Cependant, les emprunts, les métissages et les échanges culturels sont des phénomènes universels qui ont marqué l’histoire de l’humanité et lui ont permis de multiples avancées, font valoir d’autres personnes. Celles-ci insistent sur l'importance de poursuivre les échanges entre les cultures, tout en préservant la liberté de création, estimant que ces patrimoines appartiennent à l’humanité dans son ensemble et non à des groupes culturels en particulier.

Le colloque réunira des praticiens et des experts des cultures et des sociétés autochtones (Premières Nations, Inuits et Métis), mais aussi des spécialistes de la propriété intellectuelle, du droit d’auteur et des droits collectifs. Une question commune animera leurs échanges: comment respecter et protéger les traditions, les symboles, les savoirs et les patrimoines culturels autochtones, tout en continuant à favoriser la créativité et les échanges entre les cultures?

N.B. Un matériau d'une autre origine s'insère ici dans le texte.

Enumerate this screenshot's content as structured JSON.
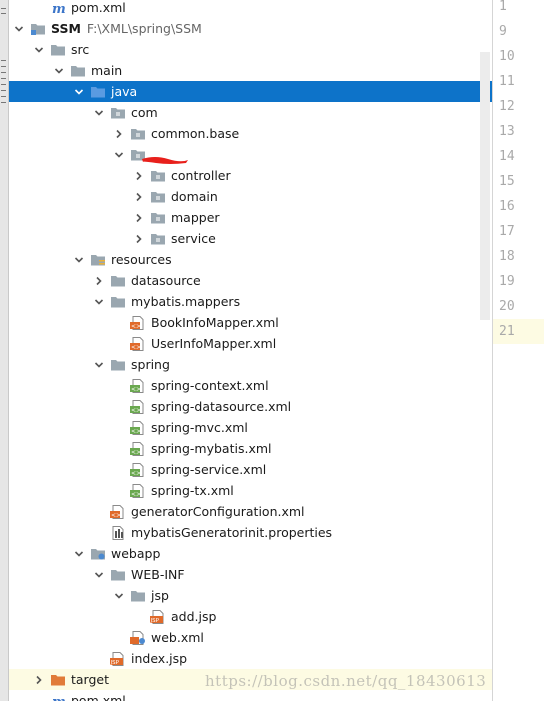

Le comédien Alexis Martin, la fondatrice des productions Feux sacrés Nadine Saint-Louis, Sylvain Rivard, Jacques Newashish, Kathia Rock, Marco Calliari et plusieurs autres personnalités figurent parmi les participants au colloque.

Codirigé par les professeurs Laurent Jérôme (Département de sciences des religions) et Jean-Philippe Uzel (Département d’histoire de l’art), le GRIAAC vise à renforcer, développer et diffuser les recherches autochtones à l’UQAM, tout en favorisant la participation des étudiants autochtones aux projets développés par des professeurs de l’Université. Les membres du groupe travaillent à la fois sur les affirmations culturelles autochtones contemporaines (musique, art, littérature) et sur les différents espaces dans lesquels elles s'expriment (mondes virtuels, musées, expositions, universités, villes, communautés).